Trader Joe’s Flower PepperPosted: September 7, 2011
Whoa-ho-ho, now you’re talking Trader Joe – a product so seemingly mad that I would never have dreamed of its existence.
Pepper – and FLOWERS?!? This is already well beyond the range of even the craziest food mash ups I’ve ever heard of. I mean, we’re talking about a food mashed up with a decidedly non-food product. That I’ve got to respect. Let’s just look at the ingredients: Black Peppercorn (natch), Rose Petals, Calendula, Lavender, Cornflower. I don’t even know what calendula is.
I’ll be honest; this is exactly the sort of product I go to Trader Joe’s every week hoping to find. Something so outlandish that no sane buyer could ever be expected to purchase it, yet marketed right next to the brownie mix. This is where I, Trader Joe’s Taste Tester, come in – give me the goddamn desiccated flowers, I’m ready to rock.
But first, a digression.
I am amazingly slow to learn, but a few lessons have slowly crept their way into my brain over the last 28 years, and one is that product mash ups which sound like they may be terrible almost invariably are. Case in point: the Red Eye (1/2 tomato juice, ½ beer) and the Ditka Burger (peanut butter on a hamburger). I tend to assume, over and over, that these concoctions are only being sold because a gauntlet of testers have engineered the flavors to magically fuse into a symphony of taste. I have come to appreciate that this assumption may be a bit naïve, and the real source of these products are just bored gluttons and drunks. Hope springs eternal however, and the very few big wins (Salt and Vinegar?!? On a chip?!!) continue to spurn me on to self-abuse.
So, flowers in pepper – what’s up with that? I gave my flower pepper a try in two big ways – ala garden salad and ala some chicken breast I had lying around. Both delighted me. I don’t want to get onto a whole digression on pepper here, so let’s suffice to say that a little pepper brings out flavor and a lot of pepper chokes you with it’s fire. We know these things – we are not fools. What flower pepper brings to the table is a moderation of both ends of the equation – for the better. The hints of flower petals are far less subtle than I would have guessed – even in a small quantity over a large salad they lent a distinguishable, pervasive flavor that never got to heavy or clashed with my veggies and dressing. It enhanced goddammit, it went in there and did what it was supposed to do, then it went and brought a whole new herbal flavor to the mix. (Loving my italics right now, by the way. Lovin’ them.)

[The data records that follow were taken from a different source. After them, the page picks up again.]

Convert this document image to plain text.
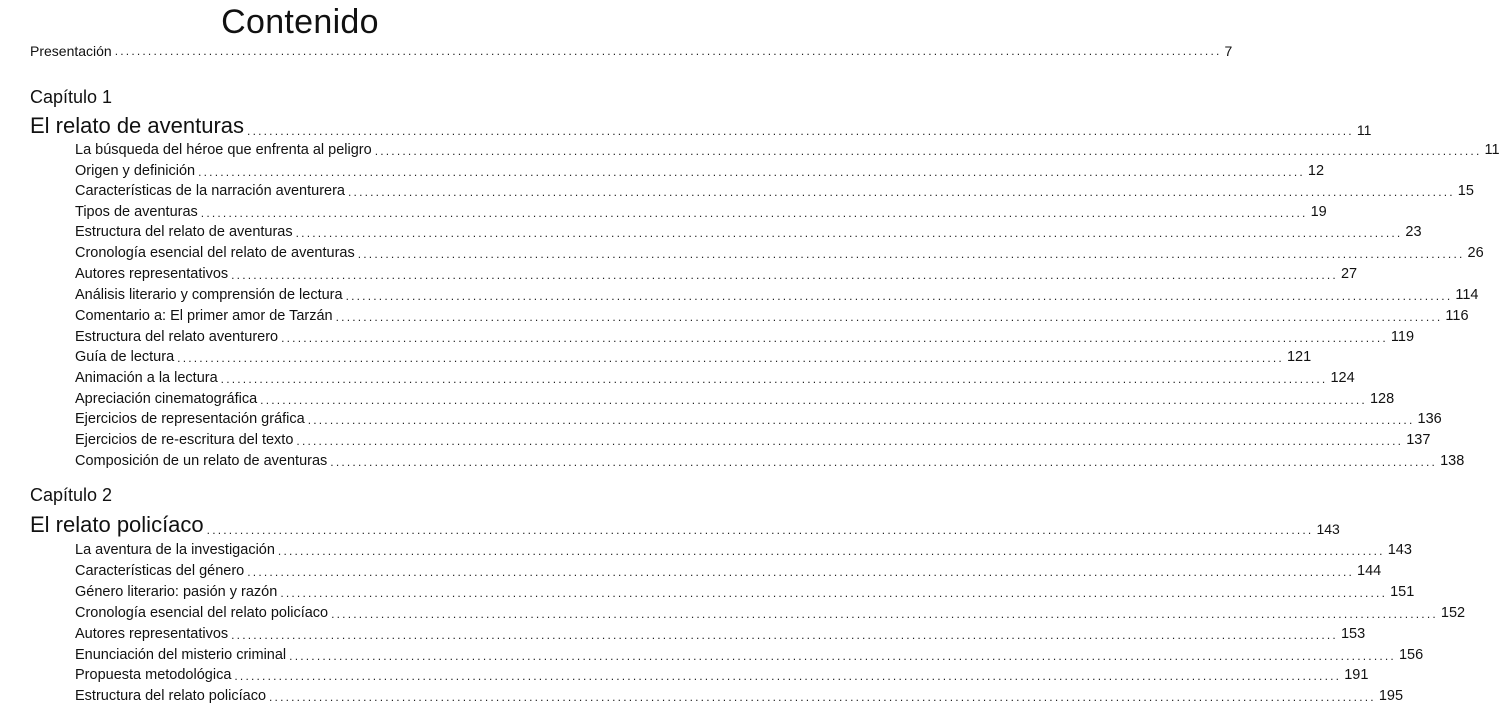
Contenido
Presentación ........................................................................................................................................................................................................ 7
Capítulo 1
El relato de aventuras ........................................................................................................................................................................................................ 11
La búsqueda del héroe que enfrenta al peligro ........................................................................................................................................................................................................ 11
Origen y definición ........................................................................................................................................................................................................ 12
Características de la narración aventurera ........................................................................................................................................................................................................ 15
Tipos de aventuras ........................................................................................................................................................................................................ 19
Estructura del relato de aventuras ........................................................................................................................................................................................................ 23
Cronología esencial del relato de aventuras ........................................................................................................................................................................................................ 26
Autores representativos ........................................................................................................................................................................................................ 27
Análisis literario y comprensión de lectura ........................................................................................................................................................................................................ 114
Comentario a: El primer amor de Tarzán ........................................................................................................................................................................................................ 116
Estructura del relato aventurero ........................................................................................................................................................................................................ 119
Guía de lectura ........................................................................................................................................................................................................ 121
Animación a la lectura ........................................................................................................................................................................................................ 124
Apreciación cinematográfica ........................................................................................................................................................................................................ 128
Ejercicios de representación gráfica ........................................................................................................................................................................................................ 136
Ejercicios de re-escritura del texto ........................................................................................................................................................................................................ 137
Composición de un relato de aventuras ........................................................................................................................................................................................................ 138
Capítulo 2
El relato policíaco ........................................................................................................................................................................................................ 143
La aventura de la investigación ........................................................................................................................................................................................................ 143
Características del género ........................................................................................................................................................................................................ 144
Género literario: pasión y razón ........................................................................................................................................................................................................ 151
Cronología esencial del relato policíaco ........................................................................................................................................................................................................ 152
Autores representativos ........................................................................................................................................................................................................ 153
Enunciación del misterio criminal ........................................................................................................................................................................................................ 156
Propuesta metodológica ........................................................................................................................................................................................................ 191
Estructura del relato policíaco ........................................................................................................................................................................................................ 195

The chicken went down plain, save for a dusting of the titular spice, and I’m happy to say the flowers seemed to dial back the more peppery part of the pepper – retaining the bite while losing the fangs, if that makes any sense.
While I’m sure flower pepper can’t substitute for ordinary blackcorn pepper in every instance, there’s no real need for it to. I can easily imagine keeping a happy larder with both peppers side by side, taking on all comers. The only criticism I have is a weak one, that due to the pervasive use of floral scents in household cleaners it could be said that the pepper tastes how soap smells. There’s nothing unpleasant about it, tastewise, but the conditioning against eating cleaning products is so strong you might find you have to mentally push past it.
Would I recommend it: To try, at the very least.
Would I buy it again: I think I will, when I eventually run out.
Final Synopsis: A rare win for Team Strange Food Mash-ups!